Step 1: Get Medical Care and Document Everything
Before anything legal happens, your first job is your health. Go to the ER or your doctor — even if you feel okay. Injuries like traumatic brain injuries, disc damage, and internal bleeding often don’t produce immediate, obvious symptoms. Gaps in medical treatment are one of the top tools insurance companies use to minimize claims.

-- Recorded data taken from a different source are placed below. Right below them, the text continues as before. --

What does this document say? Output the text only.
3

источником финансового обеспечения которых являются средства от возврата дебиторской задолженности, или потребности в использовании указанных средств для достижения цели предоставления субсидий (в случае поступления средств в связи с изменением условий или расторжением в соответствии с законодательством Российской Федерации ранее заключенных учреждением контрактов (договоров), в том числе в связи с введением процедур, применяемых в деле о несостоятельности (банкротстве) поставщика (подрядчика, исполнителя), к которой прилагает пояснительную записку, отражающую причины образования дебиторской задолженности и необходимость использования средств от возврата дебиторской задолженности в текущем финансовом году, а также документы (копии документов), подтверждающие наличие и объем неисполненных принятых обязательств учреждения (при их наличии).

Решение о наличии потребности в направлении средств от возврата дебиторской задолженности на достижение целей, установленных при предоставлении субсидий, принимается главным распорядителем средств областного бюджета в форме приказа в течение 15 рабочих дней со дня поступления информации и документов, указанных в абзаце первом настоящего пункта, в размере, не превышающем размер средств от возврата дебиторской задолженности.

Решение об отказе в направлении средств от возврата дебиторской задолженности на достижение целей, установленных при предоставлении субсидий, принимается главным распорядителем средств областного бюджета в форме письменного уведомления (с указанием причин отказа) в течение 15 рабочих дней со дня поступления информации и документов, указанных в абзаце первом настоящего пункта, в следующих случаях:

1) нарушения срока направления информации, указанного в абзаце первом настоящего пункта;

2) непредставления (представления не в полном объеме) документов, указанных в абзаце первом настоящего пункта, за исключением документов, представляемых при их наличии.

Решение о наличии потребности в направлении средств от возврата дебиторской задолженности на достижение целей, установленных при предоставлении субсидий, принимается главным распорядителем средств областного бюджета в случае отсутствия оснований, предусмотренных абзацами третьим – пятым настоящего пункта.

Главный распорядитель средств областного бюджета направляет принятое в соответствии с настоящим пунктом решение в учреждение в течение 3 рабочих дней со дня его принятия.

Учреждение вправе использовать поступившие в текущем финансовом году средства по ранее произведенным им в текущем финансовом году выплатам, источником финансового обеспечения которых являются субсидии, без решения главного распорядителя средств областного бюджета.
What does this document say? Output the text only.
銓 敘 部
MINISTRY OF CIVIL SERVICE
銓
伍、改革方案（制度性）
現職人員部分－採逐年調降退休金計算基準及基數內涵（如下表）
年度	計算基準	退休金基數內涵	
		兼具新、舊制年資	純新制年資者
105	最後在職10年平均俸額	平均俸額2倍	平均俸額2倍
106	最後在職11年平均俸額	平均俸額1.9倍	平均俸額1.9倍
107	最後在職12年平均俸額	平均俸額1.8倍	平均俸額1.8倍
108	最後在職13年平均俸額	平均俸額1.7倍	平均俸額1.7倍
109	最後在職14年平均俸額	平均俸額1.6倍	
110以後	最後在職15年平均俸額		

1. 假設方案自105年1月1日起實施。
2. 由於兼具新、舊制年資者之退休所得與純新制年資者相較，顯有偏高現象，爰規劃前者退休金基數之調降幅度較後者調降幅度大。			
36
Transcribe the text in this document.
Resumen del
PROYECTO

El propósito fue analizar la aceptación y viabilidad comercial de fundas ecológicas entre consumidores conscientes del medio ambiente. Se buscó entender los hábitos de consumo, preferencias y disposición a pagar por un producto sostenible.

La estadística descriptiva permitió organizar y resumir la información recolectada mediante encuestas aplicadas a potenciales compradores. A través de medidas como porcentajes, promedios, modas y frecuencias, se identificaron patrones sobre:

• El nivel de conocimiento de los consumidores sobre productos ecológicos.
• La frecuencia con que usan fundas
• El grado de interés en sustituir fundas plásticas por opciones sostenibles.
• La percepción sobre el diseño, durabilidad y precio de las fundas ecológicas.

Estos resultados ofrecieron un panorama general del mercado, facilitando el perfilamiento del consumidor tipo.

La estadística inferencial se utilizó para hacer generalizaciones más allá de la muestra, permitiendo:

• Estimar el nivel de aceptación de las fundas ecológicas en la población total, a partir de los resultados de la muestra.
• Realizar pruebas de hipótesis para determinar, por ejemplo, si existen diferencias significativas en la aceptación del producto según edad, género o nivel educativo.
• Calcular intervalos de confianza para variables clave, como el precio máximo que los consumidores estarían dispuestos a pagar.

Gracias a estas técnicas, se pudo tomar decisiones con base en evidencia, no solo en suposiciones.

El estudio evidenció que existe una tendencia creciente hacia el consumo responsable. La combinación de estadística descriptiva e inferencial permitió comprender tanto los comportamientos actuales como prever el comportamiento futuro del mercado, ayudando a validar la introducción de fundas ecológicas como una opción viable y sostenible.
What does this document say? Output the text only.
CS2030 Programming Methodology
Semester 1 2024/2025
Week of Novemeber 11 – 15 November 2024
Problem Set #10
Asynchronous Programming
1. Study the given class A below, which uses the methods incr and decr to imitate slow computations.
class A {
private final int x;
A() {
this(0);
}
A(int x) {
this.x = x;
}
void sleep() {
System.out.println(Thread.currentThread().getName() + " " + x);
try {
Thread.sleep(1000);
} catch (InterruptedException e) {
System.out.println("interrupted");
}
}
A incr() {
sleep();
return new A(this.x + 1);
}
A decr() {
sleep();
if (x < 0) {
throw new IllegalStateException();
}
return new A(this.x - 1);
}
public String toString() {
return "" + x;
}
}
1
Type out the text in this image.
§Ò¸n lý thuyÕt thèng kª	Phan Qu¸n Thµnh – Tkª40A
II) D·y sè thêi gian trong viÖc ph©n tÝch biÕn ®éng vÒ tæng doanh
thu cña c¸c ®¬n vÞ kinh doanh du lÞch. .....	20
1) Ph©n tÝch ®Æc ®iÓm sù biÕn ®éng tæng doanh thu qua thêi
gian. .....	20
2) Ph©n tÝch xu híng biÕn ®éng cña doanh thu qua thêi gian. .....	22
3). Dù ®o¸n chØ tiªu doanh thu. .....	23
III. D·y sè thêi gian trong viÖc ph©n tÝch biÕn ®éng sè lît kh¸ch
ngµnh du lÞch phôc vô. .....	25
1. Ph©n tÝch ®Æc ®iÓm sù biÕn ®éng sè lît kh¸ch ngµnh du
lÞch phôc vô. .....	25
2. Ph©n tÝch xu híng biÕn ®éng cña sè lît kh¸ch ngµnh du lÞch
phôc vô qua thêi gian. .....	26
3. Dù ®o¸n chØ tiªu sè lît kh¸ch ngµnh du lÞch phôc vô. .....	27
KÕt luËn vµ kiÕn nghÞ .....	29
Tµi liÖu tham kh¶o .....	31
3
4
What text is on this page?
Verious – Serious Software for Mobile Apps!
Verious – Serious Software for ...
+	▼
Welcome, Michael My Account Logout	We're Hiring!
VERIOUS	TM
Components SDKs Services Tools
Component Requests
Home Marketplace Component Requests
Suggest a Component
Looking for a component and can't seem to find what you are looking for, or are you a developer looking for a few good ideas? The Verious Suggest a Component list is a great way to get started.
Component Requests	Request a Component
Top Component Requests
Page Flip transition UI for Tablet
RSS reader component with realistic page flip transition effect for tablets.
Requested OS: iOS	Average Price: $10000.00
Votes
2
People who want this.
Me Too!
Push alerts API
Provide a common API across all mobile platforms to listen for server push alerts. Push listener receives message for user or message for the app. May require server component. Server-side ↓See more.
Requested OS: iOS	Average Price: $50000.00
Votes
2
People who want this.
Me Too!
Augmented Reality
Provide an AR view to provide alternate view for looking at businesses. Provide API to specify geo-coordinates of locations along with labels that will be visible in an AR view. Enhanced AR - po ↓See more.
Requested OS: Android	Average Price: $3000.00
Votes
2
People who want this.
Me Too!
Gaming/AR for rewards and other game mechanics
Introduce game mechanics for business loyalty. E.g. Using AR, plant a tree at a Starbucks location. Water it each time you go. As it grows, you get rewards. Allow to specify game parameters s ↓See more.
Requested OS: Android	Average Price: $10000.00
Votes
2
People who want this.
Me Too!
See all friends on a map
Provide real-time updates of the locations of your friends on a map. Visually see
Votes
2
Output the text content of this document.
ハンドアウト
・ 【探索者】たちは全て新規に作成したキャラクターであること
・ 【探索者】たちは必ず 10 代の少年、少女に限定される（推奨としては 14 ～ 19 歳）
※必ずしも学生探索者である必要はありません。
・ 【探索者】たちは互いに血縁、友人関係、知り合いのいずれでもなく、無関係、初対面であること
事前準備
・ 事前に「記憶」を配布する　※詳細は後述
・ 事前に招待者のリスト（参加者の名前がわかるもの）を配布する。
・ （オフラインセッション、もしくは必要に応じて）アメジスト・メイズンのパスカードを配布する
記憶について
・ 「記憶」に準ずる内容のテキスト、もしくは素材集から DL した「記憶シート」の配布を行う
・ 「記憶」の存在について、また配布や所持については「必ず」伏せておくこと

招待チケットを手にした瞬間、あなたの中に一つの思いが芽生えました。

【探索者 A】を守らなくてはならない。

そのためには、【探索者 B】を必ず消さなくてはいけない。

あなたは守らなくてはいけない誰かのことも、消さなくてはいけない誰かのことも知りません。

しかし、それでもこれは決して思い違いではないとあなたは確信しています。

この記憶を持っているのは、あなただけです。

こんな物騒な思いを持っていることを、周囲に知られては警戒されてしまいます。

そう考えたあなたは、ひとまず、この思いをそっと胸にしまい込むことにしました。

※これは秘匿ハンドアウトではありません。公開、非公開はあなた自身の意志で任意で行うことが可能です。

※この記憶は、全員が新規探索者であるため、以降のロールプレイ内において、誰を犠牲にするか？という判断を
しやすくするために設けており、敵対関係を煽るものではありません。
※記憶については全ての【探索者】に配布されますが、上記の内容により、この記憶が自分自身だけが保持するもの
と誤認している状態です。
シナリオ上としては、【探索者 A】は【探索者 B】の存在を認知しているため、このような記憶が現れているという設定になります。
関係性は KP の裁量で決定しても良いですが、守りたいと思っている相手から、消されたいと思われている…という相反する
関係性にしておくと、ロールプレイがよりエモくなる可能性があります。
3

While you’re seeking treatment, document everything you can:
- Photographs of the scene, vehicle damage, and your injuries
- Contact information for all drivers, passengers, and witnesses
- A copy of the police report
- All medical bills and records as they accumulate
- A daily journal of your pain levels, limitations, and how the injury affects your daily life
Step 2: Retain an Attorney — Immediately
The single most consequential decision in a personal injury claim is when you hire an attorney — and the answer is always as early as possible. Here’s what happens in the first days that an attorney can either secure or lose forever:
Evidence That Disappears Without Immediate Action
- Surveillance and traffic camera footage — most systems overwrite within 24 to 72 hours
- Vehicle black box (EDR) data — overwritten at next engine cycle or crash event
- Truck ELD and telematics data — must be preserved with a litigation hold letter
- Witness memories — fade and become less reliable over time
- Accident scene conditions — road defects repaired, skid marks weathered, construction completed
- Social media posts by the at-fault party — deleted once litigation begins
We issue preservation letters, subpoenas, and spoliation notices within hours of being retained. This is one of the most critical things we do for our clients.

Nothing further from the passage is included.